Climate change leaving threatened species behind
January 29th, 2008 by Jim JustThe approach of governments and environmentalists to conservation and species preservation over the past 100 years has been to set aside patches of more-or-less protected habitat.
But when you confine a small set of animals to a tiny patch of forest or other habitat, they can’t move when their patch starts to degrade. And with global warming and climate change, we’re threatened with global and systemic degradation, over a period of time which is an eyeblink compared to the geological time over which species evolved. Our piecemeal approach is looking increasingly futile.
As John Hawks puts it in a recent blog post:
“[M]uch of the activity of conservationists is mere triage – trying to stabilize threatened populations. It doesn’t help that the natural world can be as unstable as the human world. Species have adapted to natural instability, but being penned in by humans is entirely new.”

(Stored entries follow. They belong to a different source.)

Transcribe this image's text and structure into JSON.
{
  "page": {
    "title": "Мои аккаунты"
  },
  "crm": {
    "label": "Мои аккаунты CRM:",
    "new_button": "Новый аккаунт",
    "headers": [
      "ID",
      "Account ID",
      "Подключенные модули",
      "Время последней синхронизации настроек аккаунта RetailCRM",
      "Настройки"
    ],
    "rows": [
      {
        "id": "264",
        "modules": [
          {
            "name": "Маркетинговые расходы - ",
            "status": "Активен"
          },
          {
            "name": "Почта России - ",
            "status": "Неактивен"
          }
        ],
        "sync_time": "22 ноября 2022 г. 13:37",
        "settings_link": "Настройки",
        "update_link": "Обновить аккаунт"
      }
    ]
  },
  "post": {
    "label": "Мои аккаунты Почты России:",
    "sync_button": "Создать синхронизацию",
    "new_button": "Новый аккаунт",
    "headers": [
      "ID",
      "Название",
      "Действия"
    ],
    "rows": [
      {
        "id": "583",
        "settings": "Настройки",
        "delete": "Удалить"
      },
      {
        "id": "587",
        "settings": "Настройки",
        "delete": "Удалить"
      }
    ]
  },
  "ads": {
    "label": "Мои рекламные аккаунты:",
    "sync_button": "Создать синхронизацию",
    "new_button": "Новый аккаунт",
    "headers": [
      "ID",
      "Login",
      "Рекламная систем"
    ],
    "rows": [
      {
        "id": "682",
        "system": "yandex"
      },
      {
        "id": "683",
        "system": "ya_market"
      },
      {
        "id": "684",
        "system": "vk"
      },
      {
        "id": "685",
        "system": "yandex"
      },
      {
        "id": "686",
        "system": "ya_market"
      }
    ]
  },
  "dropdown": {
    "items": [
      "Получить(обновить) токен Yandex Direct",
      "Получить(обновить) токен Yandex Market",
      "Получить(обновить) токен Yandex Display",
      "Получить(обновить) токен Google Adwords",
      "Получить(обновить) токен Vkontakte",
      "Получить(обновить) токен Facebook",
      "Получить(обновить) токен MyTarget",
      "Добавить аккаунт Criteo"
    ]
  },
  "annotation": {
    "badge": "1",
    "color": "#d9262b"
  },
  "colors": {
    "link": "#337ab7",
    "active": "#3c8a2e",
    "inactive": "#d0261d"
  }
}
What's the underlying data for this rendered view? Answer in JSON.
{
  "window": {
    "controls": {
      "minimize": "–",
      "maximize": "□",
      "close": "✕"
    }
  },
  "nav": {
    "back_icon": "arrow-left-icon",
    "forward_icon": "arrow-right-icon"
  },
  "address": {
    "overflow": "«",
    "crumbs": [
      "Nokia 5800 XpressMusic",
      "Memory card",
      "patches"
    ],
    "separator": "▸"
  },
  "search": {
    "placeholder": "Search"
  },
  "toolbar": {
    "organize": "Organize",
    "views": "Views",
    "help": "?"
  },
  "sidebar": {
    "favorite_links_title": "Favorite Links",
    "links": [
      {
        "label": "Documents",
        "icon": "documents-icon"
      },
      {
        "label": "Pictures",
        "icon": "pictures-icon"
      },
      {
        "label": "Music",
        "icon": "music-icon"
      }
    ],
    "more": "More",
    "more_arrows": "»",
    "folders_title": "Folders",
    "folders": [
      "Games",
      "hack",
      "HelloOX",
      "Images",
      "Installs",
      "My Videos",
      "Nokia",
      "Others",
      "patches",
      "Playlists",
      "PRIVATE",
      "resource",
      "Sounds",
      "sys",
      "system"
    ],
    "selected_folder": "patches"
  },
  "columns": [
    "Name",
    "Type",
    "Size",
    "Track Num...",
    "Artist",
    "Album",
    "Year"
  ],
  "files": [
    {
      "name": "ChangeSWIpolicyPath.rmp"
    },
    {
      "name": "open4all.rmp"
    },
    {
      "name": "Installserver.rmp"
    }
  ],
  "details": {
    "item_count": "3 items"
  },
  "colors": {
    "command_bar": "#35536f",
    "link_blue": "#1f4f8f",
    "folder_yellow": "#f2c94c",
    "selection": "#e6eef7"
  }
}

UPDATE: A bit of serendipity – I see that today’s (1/29/08) NY Times has an article raising exactly the same point:
“Conservation organizations that work to preserve biologically rich landscapes are confronting a painful realization: In an era of climate change, many of their efforts may be insufficient or beside the point.”
The article reveals that mainstream conservation organizations such as The Nature Conservancy don’t yet get it – that the strategy of saving bits and pieces of the environment was wrong-headed from the get-go. Trying to save little bits of the world while sacrificing the rest has proved a catastrophic failure.